Lecture 29: Linear Dependence, Linear Independence (Nicholson Section 5.2)
Sub Project: Linear Algebra Lecture Videos
Alternate Video Access via MyMedia | Video Duration: 58:21
Description: 1:30 --- introduced a set which is the set of all linear combinations of two specific vectors in R^2. Discussed the set, examples of vectors in the set, etc.
10:00 --- Theorem: the set of all linear combinations of two (fixed) vectors in R^n is a subspace of R^n. Proved the theorem.
19:00 --- Introduced Span(v1, v2 ,.. vk) and stated that it’s a subspace of R^n.
22:00 --- gave an example of a subset of R^2 which is closed under scalar multiplication but not under vector addition. Gave an example of a subset of R^2 which is closed under vector addition but not under scalar multiplication.

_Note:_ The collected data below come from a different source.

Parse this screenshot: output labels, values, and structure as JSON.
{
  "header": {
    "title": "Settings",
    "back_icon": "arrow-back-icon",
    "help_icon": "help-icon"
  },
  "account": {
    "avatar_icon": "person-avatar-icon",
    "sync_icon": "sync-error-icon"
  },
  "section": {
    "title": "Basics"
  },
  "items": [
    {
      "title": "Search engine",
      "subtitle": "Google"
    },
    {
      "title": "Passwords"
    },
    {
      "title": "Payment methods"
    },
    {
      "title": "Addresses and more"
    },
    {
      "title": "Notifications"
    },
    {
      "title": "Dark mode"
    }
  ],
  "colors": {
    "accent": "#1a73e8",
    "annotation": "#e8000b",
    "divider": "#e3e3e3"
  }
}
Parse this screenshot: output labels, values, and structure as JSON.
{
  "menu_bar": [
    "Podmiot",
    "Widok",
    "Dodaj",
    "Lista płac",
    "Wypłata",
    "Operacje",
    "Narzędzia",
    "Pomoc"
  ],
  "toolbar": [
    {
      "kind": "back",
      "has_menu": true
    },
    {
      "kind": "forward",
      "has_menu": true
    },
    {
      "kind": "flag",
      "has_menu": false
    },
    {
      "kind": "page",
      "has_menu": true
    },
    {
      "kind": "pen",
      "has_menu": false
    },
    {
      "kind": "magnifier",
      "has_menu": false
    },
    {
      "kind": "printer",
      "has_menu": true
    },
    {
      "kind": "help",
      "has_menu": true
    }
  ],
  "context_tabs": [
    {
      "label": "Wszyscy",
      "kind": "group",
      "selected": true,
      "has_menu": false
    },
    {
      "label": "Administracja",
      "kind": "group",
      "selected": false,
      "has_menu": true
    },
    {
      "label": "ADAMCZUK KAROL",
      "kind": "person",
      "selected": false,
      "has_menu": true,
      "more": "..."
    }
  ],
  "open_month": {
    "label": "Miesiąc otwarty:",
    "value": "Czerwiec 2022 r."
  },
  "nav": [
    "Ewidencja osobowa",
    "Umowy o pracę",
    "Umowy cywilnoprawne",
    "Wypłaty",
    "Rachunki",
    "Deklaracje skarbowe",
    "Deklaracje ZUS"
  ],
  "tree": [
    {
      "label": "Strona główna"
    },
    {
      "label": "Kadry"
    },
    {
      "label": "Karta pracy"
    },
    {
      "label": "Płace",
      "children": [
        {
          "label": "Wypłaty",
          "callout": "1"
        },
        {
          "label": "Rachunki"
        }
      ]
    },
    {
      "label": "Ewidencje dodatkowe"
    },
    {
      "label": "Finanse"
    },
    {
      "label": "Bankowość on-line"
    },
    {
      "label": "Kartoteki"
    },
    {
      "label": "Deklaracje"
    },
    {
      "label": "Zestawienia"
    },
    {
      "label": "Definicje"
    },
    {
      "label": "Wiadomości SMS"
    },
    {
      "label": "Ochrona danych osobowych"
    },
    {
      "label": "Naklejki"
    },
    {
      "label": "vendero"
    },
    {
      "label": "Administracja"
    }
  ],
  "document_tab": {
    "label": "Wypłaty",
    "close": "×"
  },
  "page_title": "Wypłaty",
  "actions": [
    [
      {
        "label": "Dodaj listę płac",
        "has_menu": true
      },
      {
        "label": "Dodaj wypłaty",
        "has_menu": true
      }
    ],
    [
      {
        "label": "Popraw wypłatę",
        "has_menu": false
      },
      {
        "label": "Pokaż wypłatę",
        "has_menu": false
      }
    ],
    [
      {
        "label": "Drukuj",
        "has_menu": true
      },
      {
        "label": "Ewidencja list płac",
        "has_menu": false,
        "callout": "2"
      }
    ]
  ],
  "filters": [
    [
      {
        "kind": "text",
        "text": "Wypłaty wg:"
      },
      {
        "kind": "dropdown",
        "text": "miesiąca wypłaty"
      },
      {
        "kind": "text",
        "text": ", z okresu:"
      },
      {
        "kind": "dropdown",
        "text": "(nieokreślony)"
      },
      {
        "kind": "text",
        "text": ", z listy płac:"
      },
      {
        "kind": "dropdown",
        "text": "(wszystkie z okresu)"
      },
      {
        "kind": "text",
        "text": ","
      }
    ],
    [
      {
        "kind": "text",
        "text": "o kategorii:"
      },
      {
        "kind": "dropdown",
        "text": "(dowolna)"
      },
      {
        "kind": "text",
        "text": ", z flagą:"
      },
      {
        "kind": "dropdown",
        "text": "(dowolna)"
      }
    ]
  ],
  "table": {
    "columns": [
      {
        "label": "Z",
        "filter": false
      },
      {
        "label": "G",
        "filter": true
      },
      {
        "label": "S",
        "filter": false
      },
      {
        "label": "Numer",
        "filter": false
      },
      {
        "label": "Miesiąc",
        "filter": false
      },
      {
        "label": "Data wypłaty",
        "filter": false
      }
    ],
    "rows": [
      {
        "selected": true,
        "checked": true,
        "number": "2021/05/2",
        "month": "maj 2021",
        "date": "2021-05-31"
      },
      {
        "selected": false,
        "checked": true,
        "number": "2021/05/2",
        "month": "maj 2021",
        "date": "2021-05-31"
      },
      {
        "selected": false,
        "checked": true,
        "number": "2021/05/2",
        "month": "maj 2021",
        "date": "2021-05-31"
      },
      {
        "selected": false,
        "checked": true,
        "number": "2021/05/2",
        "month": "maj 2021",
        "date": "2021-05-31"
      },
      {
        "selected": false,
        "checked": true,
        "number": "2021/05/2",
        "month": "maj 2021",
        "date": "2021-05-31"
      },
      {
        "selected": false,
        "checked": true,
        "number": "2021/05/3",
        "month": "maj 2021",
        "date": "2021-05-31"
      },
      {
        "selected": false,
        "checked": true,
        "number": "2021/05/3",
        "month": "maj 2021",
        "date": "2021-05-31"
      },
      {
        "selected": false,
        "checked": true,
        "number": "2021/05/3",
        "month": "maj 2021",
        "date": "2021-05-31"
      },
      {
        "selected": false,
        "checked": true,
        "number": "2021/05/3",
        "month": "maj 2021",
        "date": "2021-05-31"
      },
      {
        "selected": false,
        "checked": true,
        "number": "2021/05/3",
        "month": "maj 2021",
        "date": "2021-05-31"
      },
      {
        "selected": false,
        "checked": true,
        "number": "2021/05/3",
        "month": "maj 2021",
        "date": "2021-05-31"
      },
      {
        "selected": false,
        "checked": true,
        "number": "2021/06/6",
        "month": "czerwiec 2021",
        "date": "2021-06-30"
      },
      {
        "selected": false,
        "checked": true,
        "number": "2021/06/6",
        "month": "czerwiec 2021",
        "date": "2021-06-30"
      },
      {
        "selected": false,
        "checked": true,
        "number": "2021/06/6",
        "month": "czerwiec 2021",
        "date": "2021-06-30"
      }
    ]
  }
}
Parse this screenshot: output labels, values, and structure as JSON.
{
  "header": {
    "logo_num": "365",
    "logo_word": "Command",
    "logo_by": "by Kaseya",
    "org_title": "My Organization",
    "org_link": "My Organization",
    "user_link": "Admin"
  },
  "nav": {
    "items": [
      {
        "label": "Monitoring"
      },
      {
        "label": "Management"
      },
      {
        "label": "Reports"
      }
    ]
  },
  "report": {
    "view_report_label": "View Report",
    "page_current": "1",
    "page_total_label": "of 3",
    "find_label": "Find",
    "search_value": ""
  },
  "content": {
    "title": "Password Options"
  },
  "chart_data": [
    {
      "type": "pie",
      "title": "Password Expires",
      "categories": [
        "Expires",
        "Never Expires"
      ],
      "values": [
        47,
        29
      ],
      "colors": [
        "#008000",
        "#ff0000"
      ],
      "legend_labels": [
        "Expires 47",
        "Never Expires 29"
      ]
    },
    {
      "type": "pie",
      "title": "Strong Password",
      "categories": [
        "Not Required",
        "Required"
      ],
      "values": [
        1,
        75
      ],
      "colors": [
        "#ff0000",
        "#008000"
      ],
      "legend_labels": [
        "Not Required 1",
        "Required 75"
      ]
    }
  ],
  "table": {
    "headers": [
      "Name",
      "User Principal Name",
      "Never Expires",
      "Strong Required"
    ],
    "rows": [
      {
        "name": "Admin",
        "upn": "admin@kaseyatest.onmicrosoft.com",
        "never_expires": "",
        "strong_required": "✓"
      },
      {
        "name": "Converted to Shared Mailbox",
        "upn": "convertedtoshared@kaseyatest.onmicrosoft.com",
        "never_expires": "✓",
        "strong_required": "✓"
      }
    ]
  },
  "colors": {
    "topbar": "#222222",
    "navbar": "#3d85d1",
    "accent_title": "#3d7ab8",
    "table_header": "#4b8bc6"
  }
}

24:40 --- example in which I show that [7;1;13] is not in Span([2;1;4],[-1;3;1],[3;5;7]). Used high school methods to solve the problem. NOTE: there’s a mistake at 30:00. The second equation should be 6 t1 + 10 t3 = 20, not 2 t1 + 4 t3 = 6!! When plugging t1 into the third equation, one gets -2 t3 + 83/7 = 13, which has the solution t3 = -4/7. This then determines t1 = 30/7 and t2 = -1/7 and, in fact, we have that [7;1;13] is in Span([2;1;4],[-1;3;1],[3;5;7]) because (30/7)* [2;1;4]+(-1/7)*[-1;3;1]+(-4/7)*[3;5;7] = [7;1;13]. What went wrong? I made a mistake when copying from my notes. My notes had the example “[7;1;13] is not in Span([2;1;4],[-1;3;-1],[3;5;7]).” Note that the third component of the second vector in the span is -1, not +1, as written on the blackboard. If you correct that mistake then you’ll get that the rest of the approach works and that you end up with the impossibility of 44/7=6.
33:30 --- example in which I show that [7;0;13] is in Span([2;1;4],[-1;3;-1],[3;5;7]). I simply wrote down the solution without showing how to find it. Students were then asked to demonstrate that [7;0;13] is in Span([2;1;4],[-1;3;-1]) and [7;0;13] is in Span([2;1;4],[3;5;7]) and [7;0;13] is in Span([-1;3;-1],[3;5;7]).
40:00 --- proved that Span([2;1;4],[-1;3;-1],[3;5;7]) equals Span([2;1;4],[-1;3;-1]).
43:30 --- defined what it means for a set of vectors to be linearly independent.
45:00 --- defined what it means for a set of vectors to be linearly dependent. Gave an example of a linearly dependent set of four vectors in R^3.
48:06 --- Showed that {[2;1;2],[-2;2;1],[1;2;-2]} is linearly independent.